Field of Science

Another reason everyone should learn statistics

Here is another insightful experiment from Tversky and Kahneman:

In a discussion of flight training, experienced instructors noted that praise for an exceptionally smooth landing is typically followed by a poorer landing on the next try, while harsh criticism after a rough landing is usually followed by an improvement on the next try. The instructors concluded that verbal rewards are detrimental to learning, while verbal punishments are beneficial.

It's not clear from the description whether the instructors considered whether their lesson plan would be beneficial to morale, but in any case, they were almost certainly wrong. They fell for a statistical phenomenon known as "regression to the mean."

Basically, every time you measure something, there is some error. For instance, although Sally may be a B student, sometimes she gets As on her tests and sometimes she gets Cs. Some days she has good days and some days she has bad days.

Now suppose you give a test to the whole class and then select all the students who got As to be in a special program. That group of students who got As will include some who are normally A students, but it will also include some people who normally are B or C students but who had a good day. So, if you were to re-test those same students, the average grade would decline, perhaps to an A- or B+. This isn't because the students got stupider; it's just that the students who got fluke As the first time are unlikely to repeat their performance.

Similarly, if you had picked all the students who failed the exam, that group of students would have included both true F students as well as a few C or D students (maybe even B or A students) who were having a rough day. If you retest them, the average grade will move up, because those C and D students will likely do better the second time. They haven't gotten smarter; it's just regression to the mean.

Those flight students would probably have had a better experience if their instructors knew about regression to the mean.

Some readers might have wondered the following: if, in the group of students who got As, some of their scores will go down upon re-testing, shouldn't some go up? Yes and no. Some scores would go up, but those are mostly typically A students who got Bs or Cs on that particular exam. However, you have already excluded them from the group, so their rebounding scores can't off-set the falling scores of the typically B and C students.

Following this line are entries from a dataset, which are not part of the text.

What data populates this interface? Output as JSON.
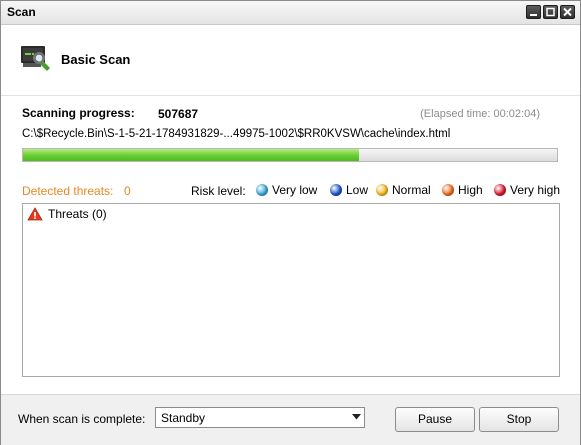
{
  "window": {
    "title": "Scan"
  },
  "header": {
    "title": "Basic Scan"
  },
  "progress": {
    "label": "Scanning progress:",
    "count": "507687",
    "elapsed": "(Elapsed time: 00:02:04)",
    "current_path": "C:\\$Recycle.Bin\\S-1-5-21-1784931829-...49975-1002\\$RR0KVSW\\cache\\index.html",
    "fraction": 0.63
  },
  "threats": {
    "label": "Detected threats:",
    "count": "0",
    "tree_root": "Threats (0)"
  },
  "risk": {
    "label": "Risk level:",
    "levels": [
      {
        "label": "Very low",
        "color": "#3aa8dc"
      },
      {
        "label": "Low",
        "color": "#1f55c8"
      },
      {
        "label": "Normal",
        "color": "#f2b81b"
      },
      {
        "label": "High",
        "color": "#ef6a1f"
      },
      {
        "label": "Very high",
        "color": "#d9182b"
      }
    ]
  },
  "footer": {
    "when_label": "When scan is complete:",
    "when_value": "Standby",
    "pause_label": "Pause",
    "stop_label": "Stop"
  },
  "colors": {
    "accent_orange": "#e8891f",
    "progress_green": "#6dcf35"
  },
  "icons": [
    "scanner-icon",
    "minimize-icon",
    "maximize-icon",
    "close-icon",
    "warning-icon",
    "dropdown-arrow-icon"
  ]
}
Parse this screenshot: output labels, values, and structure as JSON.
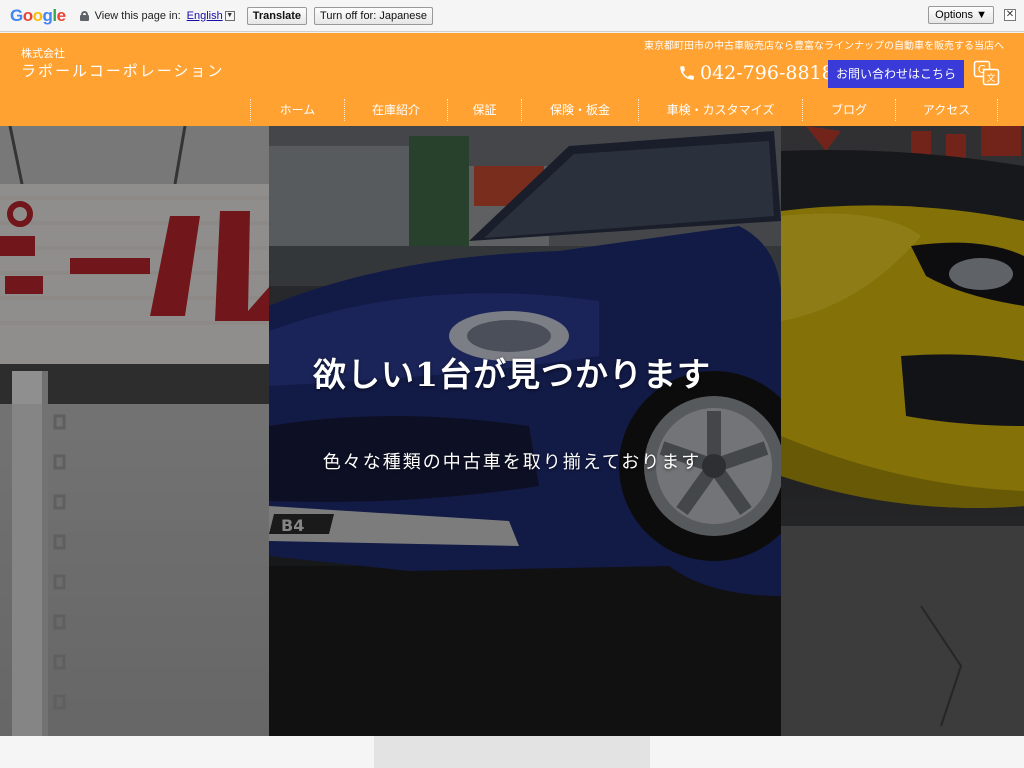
{
  "translate_bar": {
    "view_text": "View this page in:",
    "language": "English",
    "translate_label": "Translate",
    "turn_off_label": "Turn off for: Japanese",
    "options_label": "Options ▼",
    "close_glyph": "✕",
    "dropdown_glyph": "▼"
  },
  "header": {
    "company_prefix": "株式会社",
    "company_name": "ラポールコーポレーション",
    "tagline": "東京都町田市の中古車販売店なら豊富なラインナップの自動車を販売する当店へ",
    "phone": "042-796-8818",
    "contact_label": "お問い合わせはこちら",
    "translate_icon": "translate-icon"
  },
  "nav": {
    "items": [
      {
        "label": "ホーム"
      },
      {
        "label": "在庫紹介"
      },
      {
        "label": "保証"
      },
      {
        "label": "保険・板金"
      },
      {
        "label": "車検・カスタマイズ"
      },
      {
        "label": "ブログ"
      },
      {
        "label": "アクセス"
      }
    ]
  },
  "hero": {
    "title": "欲しい1台が見つかります",
    "subtitle": "色々な種類の中古車を取り揃えております"
  },
  "colors": {
    "header_orange": "#ffa232",
    "contact_blue": "#3a3ad8"
  }
}
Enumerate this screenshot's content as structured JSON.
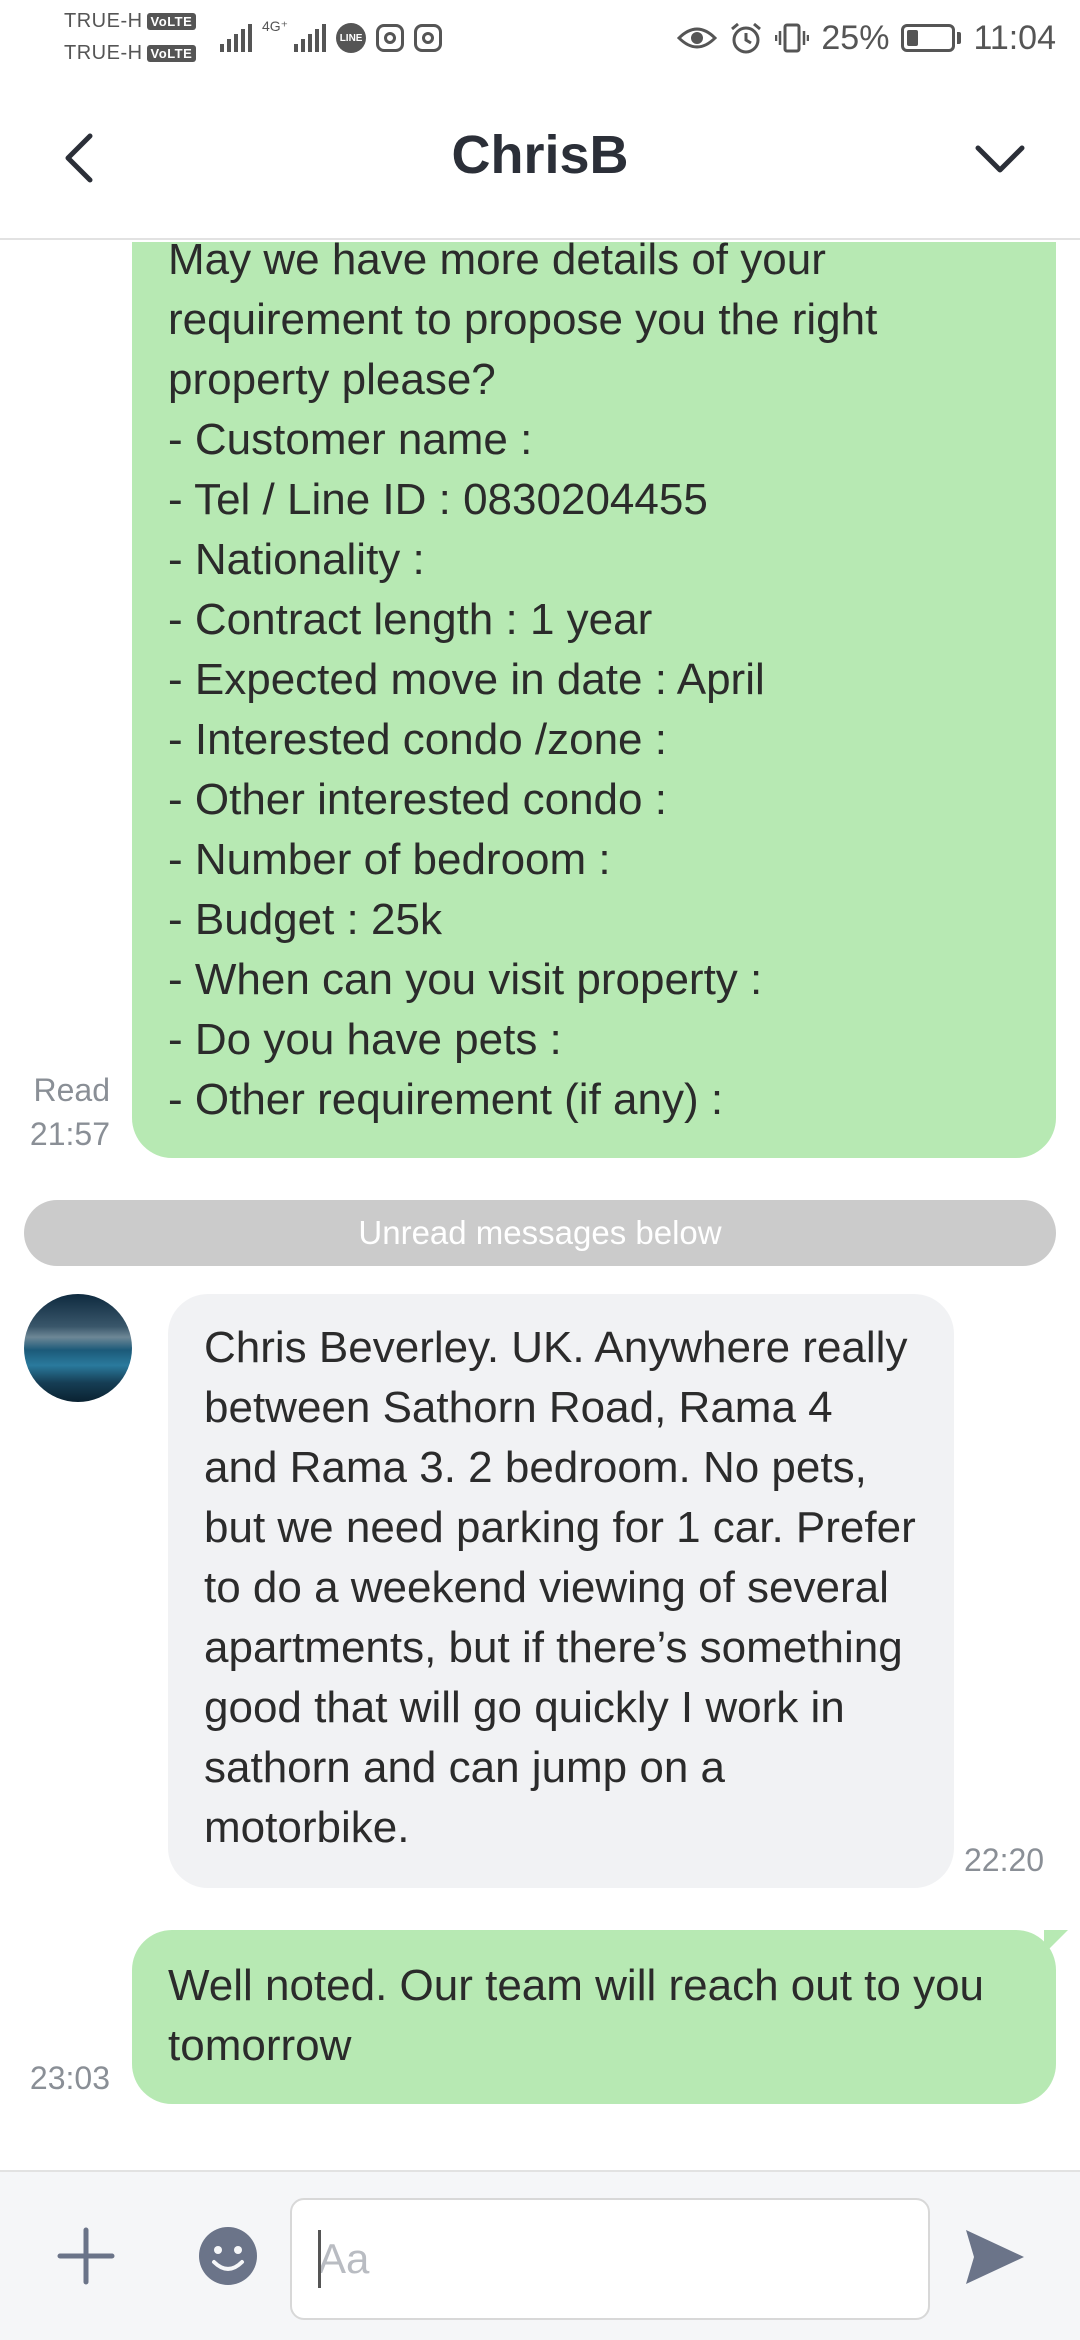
{
  "status_bar": {
    "carrier_1": "TRUE-H",
    "carrier_2": "TRUE-H",
    "volte_label": "VoLTE",
    "network_tag": "4G⁺",
    "line_app_label": "LINE",
    "battery_percent": "25%",
    "battery_level": 0.25,
    "time": "11:04",
    "icons": [
      "signal-icon",
      "line-app-icon",
      "instagram-icon",
      "instagram-icon",
      "eye-icon",
      "alarm-icon",
      "vibrate-icon",
      "battery-icon"
    ]
  },
  "header": {
    "title": "ChrisB",
    "back_icon": "chevron-left-icon",
    "menu_icon": "chevron-down-icon"
  },
  "messages": [
    {
      "direction": "outgoing",
      "text": "May we have more details of your requirement to propose you the right property please?\n- Customer name :\n- Tel / Line ID : 0830204455\n- Nationality :\n- Contract length : 1 year\n- Expected move in date : April\n- Interested condo /zone :\n- Other interested condo :\n- Number of bedroom  :\n- Budget : 25k\n- When can you visit property :\n- Do you have pets :\n- Other requirement (if any) :",
      "read_label": "Read",
      "time": "21:57"
    },
    {
      "direction": "incoming",
      "text": "Chris Beverley. UK. Anywhere really between Sathorn Road, Rama 4 and Rama 3. 2 bedroom. No pets, but we need parking for 1 car. Prefer to do a weekend viewing of several apartments, but if there’s something good that will go quickly I work in sathorn and can jump on a motorbike.",
      "time": "22:20"
    },
    {
      "direction": "outgoing",
      "text": "Well noted. Our team will reach out to you tomorrow",
      "time": "23:03"
    }
  ],
  "divider": {
    "unread_label": "Unread messages below"
  },
  "composer": {
    "placeholder": "Aa",
    "value": "",
    "plus_icon": "plus-icon",
    "emoji_icon": "emoji-icon",
    "send_icon": "send-icon"
  },
  "colors": {
    "outgoing_bubble": "#b7e9b3",
    "incoming_bubble": "#f1f2f4",
    "unread_divider": "#cbcbcb",
    "timestamp": "#8a8f96",
    "icon": "#6b7489"
  }
}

Tversky, A., Kahneman, D. (1974). Judgment under uncertainty: heuristics and biases. Science, 185(4157), 1124-1131.


Oldfart said...

Ok. You are saying that the experience of the pilot instructors is similar to a teacher who praises students who got an A-B on their most recent test and yells at students who got an D-F and then notes that the F students are more likely to have raised their grades on the next test than that the B students have raise theirs. Consequently the teacher decides that negative reinforcement is better than positive. Is this correct?

So, just how would you decide if negative reinforcement were better or worse than positive reinforcement other than accepting the "we all know" position?

josh said...

The problem with the pilot instructors' "experiment" was that they chose a biased sample. A better test would be to try either negative or positive reinforcement on a random sample.

Even then, it is always tricky to generalize from one experiment, since it's always possible your "random" sample was biased in some way, or that your particular form of positive or negative reinforcement was the key. So it would be important to do a series of experiments.